Uma coisa é certa: as crises sempre podem ser
vistas como oportunidades para a inovação.
Nesse cenário, no qual observa-se a diminuição de
fontes de recursos para o terceiro setor por diferentes razões, desde crise
econômica até a saída de grandes fundações do país, vê-se também o surgimento
de vários braços de negócios socioambientais de impacto criados pelas OSCs a partir da capacidade criativa e
empreendedora. Esses visam assegurar a sustentabilidade financeira dessas
organizações por meio de serviços e de produtos voltados para o mercado.
Identificar esses ativos dentro das organizações
sem perder de vista a missão das mesmas, seus recursos humanos e as
necessidades do mercado torna-se um ponto chave para a sustentabilidade do
terceiro setor.
A pesquisa “Lições da prática: reflexões sobre os
elos entre organizações da sociedade civil e negócios de impacto
socioambientais”, produzido pela Ashoka, pelo ICE (Instituto de Cidadania
Empresarial) e pelo CEATS-USP (Centro de Empreendedorismo Social da Universidade
de São Paulo), lançada nesta terça-feira (19), aponta que há uma tendência na
criação de novos formatos organizacionais híbridos, que antes eram vistos como
incompatíveis por buscar ao mesmo tempo a geração de recursos financeiros e de
valor socioambiental.
O estudo analisou os dados levantados a partir de
entrevistas, workshops e webinar com empreendedores sociais e gestores de 29
OSCs de diferentes regiões do Brasil.
A amostra revela que vivemos uma época de
reinvenção na qual a inteligência social pode e deve, não apenas trazer
soluções para os desafios para a construção de um mundo melhor para todas e
para todos, mas também reverter em recursos financeiros para que as OSCs sejam
capazes de manter e ampliar sua atuação.
São vários os caminhos possíveis. O estudo
identificou quatro deles, não excludentes entre si: a mudança no modelo de
atuação, como a promovida pelo ISES (Instituto de Socioeconomia Solidária),
que foi criado em 2004 com o objetivo de fomentar negócios de base comunitária
na periferia paulistana e hoje atua como provedor de soluções socioambientais,
utilizando uma lógica de ação B2B.
A criação de unidades de negócios, como
a Gastromotiva, integrante da Rede Folha de Empreendedores,
que utiliza seu espaço de formação e empregabilidade de jovens em gastronomia
para gerar renda para a organização por meio da oferta de almoços para
executivos e eventos corporativos.
A criação de uma empresa, como fez o CIES (Centro de Integração de Educação
e Saúde), também integrante da Rede Folha da Empreendedores,
ao criar a Fleximedical, que é responsável pela construção e logística de
unidades móveis em saúde enquanto o CIES tem foco na operacionalização dos
atendimentos à população.
E a prestação de serviços, modelo adotado
pelo IPÊ (Instituto de Pesquisas
Ecológicas), que desde 2002 mantém uma unidade de negócios sustentáveis com equipe
autônoma voltada a garantir a sustentabilidade do instituto no longo prazo e é
parte da Rede Folha de Empreendedores.
O processo de adaptação das tecnologias sociais ao
mercado, no entanto, deve levar em consideração alguns desafios. A terminologia
do terceiro setor precisa ser alinhada com a do mundo dos negócios.

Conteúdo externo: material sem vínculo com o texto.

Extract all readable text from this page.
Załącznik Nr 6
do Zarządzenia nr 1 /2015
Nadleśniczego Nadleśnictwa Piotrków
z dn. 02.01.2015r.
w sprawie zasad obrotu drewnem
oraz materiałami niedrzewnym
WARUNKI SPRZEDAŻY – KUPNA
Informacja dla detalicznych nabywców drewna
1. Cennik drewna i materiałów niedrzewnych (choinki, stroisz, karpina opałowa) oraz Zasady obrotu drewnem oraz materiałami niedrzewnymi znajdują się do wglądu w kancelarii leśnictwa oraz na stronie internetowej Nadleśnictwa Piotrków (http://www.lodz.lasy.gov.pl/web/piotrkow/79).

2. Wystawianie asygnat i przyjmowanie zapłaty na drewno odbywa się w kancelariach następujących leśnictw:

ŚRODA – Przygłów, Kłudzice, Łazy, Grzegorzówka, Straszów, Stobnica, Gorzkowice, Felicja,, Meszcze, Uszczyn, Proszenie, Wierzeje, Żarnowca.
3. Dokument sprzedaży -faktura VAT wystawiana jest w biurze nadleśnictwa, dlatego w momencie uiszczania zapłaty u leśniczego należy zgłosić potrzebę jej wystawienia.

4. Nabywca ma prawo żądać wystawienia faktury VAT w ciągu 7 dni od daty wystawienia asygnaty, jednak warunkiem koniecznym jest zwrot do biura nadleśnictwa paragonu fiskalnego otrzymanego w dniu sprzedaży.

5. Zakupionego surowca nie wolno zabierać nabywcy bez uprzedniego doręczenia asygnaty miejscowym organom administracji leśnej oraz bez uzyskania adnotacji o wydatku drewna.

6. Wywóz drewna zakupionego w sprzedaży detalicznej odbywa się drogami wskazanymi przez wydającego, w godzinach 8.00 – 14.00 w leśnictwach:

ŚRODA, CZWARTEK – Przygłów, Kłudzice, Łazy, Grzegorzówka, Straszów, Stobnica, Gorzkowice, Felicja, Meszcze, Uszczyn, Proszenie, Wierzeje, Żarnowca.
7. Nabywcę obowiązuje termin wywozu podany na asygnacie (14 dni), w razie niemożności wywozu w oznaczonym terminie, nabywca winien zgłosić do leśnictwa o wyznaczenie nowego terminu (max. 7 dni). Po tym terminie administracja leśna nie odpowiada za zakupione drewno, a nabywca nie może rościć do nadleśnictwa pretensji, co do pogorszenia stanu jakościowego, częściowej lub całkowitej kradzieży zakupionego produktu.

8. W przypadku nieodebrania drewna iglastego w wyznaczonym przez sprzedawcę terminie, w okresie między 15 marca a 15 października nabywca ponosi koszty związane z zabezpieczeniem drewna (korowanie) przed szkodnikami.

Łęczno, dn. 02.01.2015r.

Além disso, questões de mercado como concorrência,
demanda existente, formas de divulgação, recursos humanos e financeiros
envolvidos devem fazer parte de um planejamento consistente e abrangente.
Para criar esses novos modelos e implementá-los,
também é necessário criar equipes com competências híbridas, que consigam
formatar produtos e serviços para o mercado, gerando retorno financeiro, mas
que não percam de foco o impacto social.
Normalmente faltam investimentos, como capital
semente, e a resistência do mercado de remunerar a prestação de serviços e os
produtos criados por OSCs de maneira competitiva. Mas as evidências apontam que
modelos híbridos podem representar uma nova maneira de pensar a
sustentabilidade financeira e autonomia do terceiro setor.
A missão institucional da organização deve ser o
fato norteador das ações e das inovações. A lógica de mercado é uma
oportunidade para que as OSCs expandam seu impacto, demonstrando que é possível
atuar em um contexto competitivo com valores e princípios voltados para a
colaboração intersetorial e transformação positiva.
É também uma maneira de demonstrar às empresas que
é possível atuar com responsabilidade socioambiental.